Я начал гневно шипеть. Дело в том, что я никогда не кричу. В моменты, требующие повышенных тонов у большинства людей, я начинаю говорить все тише и тише. И еще могу перейти на «Вы». Сравните сами. Фраза, выданная криком на исходе чувств: «Ты блядь, Инка!» – абсолютно блекнет по сравнению с утонченным и изысканным: «Позвольте Вам заметить, Вы – блядь, Инна Леопольдовна». Точка. И почти шепотом, кому надо – тот услышит. Даже на соседней улице. Класс.

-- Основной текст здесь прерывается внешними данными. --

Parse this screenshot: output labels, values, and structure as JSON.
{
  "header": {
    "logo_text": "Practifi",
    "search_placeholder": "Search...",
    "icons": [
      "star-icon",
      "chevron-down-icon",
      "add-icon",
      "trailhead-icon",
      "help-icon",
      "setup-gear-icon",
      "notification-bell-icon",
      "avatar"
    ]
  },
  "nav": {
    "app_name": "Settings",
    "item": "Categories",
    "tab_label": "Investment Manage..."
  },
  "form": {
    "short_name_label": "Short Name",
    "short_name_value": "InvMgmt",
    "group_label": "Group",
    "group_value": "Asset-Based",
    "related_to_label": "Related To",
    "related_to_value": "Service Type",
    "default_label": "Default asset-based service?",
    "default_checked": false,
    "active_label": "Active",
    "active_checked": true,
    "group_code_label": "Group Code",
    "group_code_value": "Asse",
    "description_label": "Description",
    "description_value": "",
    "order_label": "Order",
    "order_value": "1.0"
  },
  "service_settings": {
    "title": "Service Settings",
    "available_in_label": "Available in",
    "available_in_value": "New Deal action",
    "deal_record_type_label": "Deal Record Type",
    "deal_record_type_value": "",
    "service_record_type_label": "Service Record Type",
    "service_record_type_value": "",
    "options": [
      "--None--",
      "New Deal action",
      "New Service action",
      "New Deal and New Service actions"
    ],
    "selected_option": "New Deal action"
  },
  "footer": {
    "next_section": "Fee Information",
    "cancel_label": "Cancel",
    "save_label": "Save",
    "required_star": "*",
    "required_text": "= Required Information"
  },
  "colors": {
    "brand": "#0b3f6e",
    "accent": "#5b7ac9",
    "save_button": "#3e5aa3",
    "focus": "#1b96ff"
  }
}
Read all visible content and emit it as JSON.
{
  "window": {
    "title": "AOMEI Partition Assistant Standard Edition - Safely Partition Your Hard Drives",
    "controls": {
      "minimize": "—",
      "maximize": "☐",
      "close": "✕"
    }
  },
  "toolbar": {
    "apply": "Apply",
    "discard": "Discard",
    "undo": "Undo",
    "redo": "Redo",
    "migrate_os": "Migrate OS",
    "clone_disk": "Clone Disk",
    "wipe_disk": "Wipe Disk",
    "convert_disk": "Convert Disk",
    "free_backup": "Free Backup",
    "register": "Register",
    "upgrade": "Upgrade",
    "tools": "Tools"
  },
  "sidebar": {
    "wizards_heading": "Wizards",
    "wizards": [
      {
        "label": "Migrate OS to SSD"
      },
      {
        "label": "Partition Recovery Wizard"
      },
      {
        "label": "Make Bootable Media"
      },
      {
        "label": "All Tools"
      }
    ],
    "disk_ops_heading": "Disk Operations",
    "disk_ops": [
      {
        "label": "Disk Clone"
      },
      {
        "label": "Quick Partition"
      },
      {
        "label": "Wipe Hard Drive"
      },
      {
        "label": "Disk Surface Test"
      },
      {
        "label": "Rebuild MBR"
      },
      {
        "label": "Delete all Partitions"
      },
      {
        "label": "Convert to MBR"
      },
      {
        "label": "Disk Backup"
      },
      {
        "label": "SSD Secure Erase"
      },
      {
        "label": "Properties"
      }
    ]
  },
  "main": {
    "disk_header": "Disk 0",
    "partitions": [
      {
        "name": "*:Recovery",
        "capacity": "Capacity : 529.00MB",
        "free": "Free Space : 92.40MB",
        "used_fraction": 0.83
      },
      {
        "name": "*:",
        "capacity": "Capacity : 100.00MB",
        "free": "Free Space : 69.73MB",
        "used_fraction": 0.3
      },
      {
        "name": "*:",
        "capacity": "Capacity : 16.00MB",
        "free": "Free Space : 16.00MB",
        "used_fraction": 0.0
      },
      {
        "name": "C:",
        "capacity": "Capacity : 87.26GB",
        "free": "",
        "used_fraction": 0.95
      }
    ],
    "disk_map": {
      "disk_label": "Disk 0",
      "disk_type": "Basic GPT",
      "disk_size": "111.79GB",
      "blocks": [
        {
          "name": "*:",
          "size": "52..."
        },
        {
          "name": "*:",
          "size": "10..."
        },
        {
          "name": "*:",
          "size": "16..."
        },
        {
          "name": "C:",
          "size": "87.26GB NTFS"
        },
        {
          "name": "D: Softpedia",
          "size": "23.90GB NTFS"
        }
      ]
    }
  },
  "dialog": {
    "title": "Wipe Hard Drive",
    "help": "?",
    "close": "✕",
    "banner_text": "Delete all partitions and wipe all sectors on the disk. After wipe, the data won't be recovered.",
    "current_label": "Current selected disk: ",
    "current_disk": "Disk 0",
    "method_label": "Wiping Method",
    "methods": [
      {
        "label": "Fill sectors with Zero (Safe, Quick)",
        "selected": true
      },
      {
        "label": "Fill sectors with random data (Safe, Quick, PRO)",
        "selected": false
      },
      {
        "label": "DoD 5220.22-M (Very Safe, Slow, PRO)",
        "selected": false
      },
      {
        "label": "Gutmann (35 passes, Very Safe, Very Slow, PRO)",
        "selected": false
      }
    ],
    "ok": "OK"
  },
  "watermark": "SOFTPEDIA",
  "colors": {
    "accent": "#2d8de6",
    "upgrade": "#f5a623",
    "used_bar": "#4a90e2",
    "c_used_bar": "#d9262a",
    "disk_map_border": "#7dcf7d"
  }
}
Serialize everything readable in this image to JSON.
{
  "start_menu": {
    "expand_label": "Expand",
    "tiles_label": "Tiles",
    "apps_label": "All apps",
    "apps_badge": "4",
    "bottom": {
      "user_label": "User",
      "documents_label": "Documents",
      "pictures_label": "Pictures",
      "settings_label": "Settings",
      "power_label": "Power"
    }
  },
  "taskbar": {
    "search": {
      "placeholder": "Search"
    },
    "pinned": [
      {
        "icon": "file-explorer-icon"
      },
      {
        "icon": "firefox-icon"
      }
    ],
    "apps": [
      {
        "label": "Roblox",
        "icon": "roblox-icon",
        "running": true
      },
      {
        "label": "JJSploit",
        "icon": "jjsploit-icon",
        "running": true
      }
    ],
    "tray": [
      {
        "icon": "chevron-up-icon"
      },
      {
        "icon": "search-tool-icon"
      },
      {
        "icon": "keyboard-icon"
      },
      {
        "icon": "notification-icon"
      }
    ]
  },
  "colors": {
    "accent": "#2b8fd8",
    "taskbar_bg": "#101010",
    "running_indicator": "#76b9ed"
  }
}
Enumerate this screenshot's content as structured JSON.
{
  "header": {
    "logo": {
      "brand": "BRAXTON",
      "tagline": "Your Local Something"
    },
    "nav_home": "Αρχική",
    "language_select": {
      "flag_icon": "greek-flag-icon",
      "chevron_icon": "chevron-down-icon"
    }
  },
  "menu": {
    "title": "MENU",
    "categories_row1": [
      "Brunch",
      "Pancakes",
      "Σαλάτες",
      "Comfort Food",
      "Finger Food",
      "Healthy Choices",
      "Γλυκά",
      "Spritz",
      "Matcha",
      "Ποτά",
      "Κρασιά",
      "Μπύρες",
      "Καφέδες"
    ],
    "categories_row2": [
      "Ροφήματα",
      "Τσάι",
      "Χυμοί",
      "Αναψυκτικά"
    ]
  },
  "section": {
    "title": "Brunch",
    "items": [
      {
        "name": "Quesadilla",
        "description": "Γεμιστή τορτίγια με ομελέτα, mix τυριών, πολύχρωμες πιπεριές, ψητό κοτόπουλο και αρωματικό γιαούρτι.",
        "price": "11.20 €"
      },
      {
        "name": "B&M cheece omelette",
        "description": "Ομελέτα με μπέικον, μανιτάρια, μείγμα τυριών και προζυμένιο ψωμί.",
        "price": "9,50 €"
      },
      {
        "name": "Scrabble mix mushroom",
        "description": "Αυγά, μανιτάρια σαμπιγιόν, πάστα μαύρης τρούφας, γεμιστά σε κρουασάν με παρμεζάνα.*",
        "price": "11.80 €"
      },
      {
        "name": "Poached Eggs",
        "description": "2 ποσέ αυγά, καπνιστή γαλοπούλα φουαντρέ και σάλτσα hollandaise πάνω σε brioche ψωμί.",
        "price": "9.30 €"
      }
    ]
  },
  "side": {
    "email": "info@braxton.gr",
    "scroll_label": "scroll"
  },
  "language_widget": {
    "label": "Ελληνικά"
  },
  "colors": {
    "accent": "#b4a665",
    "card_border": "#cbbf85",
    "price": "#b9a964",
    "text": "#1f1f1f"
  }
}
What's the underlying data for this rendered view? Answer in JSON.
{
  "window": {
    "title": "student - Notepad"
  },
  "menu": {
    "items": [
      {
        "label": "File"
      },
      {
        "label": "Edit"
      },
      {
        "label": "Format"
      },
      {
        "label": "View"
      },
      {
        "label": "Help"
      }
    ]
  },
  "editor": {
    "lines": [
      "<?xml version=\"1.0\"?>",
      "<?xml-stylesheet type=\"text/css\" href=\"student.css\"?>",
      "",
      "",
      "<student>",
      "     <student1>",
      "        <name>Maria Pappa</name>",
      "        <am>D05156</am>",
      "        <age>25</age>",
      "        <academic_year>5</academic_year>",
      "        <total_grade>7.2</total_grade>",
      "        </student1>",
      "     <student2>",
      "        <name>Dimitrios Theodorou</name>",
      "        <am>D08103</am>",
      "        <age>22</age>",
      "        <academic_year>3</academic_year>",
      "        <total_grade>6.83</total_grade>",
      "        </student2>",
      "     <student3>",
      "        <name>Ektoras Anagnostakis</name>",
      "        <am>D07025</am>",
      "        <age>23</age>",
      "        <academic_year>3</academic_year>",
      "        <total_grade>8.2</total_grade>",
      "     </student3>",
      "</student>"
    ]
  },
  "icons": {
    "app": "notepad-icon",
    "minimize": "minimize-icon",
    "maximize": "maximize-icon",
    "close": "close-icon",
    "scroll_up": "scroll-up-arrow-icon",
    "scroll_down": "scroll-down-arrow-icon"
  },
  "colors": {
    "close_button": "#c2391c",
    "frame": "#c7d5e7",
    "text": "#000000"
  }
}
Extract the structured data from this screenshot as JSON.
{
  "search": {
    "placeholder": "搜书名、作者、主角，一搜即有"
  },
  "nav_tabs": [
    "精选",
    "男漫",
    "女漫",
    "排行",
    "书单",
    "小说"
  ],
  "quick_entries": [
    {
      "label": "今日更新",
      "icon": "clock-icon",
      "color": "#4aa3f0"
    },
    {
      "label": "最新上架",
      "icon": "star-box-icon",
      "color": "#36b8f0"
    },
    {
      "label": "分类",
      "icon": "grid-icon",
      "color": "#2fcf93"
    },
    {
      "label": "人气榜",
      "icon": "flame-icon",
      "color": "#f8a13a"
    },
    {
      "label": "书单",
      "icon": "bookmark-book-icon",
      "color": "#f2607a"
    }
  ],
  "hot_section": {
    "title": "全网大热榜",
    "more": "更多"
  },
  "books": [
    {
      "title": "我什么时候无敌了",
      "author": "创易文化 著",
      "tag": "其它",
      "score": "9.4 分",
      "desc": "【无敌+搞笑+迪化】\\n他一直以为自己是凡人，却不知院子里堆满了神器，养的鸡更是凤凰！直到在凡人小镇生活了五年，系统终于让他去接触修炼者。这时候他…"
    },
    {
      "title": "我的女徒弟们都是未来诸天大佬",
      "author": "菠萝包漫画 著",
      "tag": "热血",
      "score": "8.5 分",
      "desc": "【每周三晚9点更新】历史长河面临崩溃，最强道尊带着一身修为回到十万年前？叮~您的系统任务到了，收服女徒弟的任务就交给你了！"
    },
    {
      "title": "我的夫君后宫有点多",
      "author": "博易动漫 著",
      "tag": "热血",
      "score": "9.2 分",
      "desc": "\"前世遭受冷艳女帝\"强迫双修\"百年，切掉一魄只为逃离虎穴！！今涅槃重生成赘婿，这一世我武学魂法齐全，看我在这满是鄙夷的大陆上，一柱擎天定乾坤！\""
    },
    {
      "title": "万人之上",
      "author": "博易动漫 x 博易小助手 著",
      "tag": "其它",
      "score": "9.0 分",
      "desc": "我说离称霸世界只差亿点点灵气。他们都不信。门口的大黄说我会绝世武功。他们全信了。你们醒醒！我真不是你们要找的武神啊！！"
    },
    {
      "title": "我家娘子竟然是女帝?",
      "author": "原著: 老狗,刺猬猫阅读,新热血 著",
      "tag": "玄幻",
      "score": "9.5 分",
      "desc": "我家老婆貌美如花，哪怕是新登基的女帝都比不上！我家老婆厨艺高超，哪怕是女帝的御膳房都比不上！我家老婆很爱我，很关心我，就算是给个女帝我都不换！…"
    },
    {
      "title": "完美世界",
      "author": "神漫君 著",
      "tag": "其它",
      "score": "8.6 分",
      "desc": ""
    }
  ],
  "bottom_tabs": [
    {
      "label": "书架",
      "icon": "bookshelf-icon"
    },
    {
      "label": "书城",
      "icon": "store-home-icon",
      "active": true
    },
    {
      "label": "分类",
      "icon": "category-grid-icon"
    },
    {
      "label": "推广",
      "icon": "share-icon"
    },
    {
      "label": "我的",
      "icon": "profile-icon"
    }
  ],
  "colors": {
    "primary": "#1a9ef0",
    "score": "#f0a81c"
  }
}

Короче, я перешел на шепот и на «Вы»:

– Как Вы могли?! Это главный раввин России! Разве можно беспокоить такого человека по пустякам? Почему Вы меня не поставили в известность?

Но потом мысль пошла в другую сторону и, как мне показалось, в абсолютно правильном направлении. Налево.

Дело заключается в том, что в синагоге в Марьиной роще на втором этаже висят доски. Разных размеров. Это те люди, которые помогают общине. Так вот, моя, конечно, не такая здоровая, как у некоторых, у которых были нефтяные скважины, но тоже не хилая… и смотрится хорошо.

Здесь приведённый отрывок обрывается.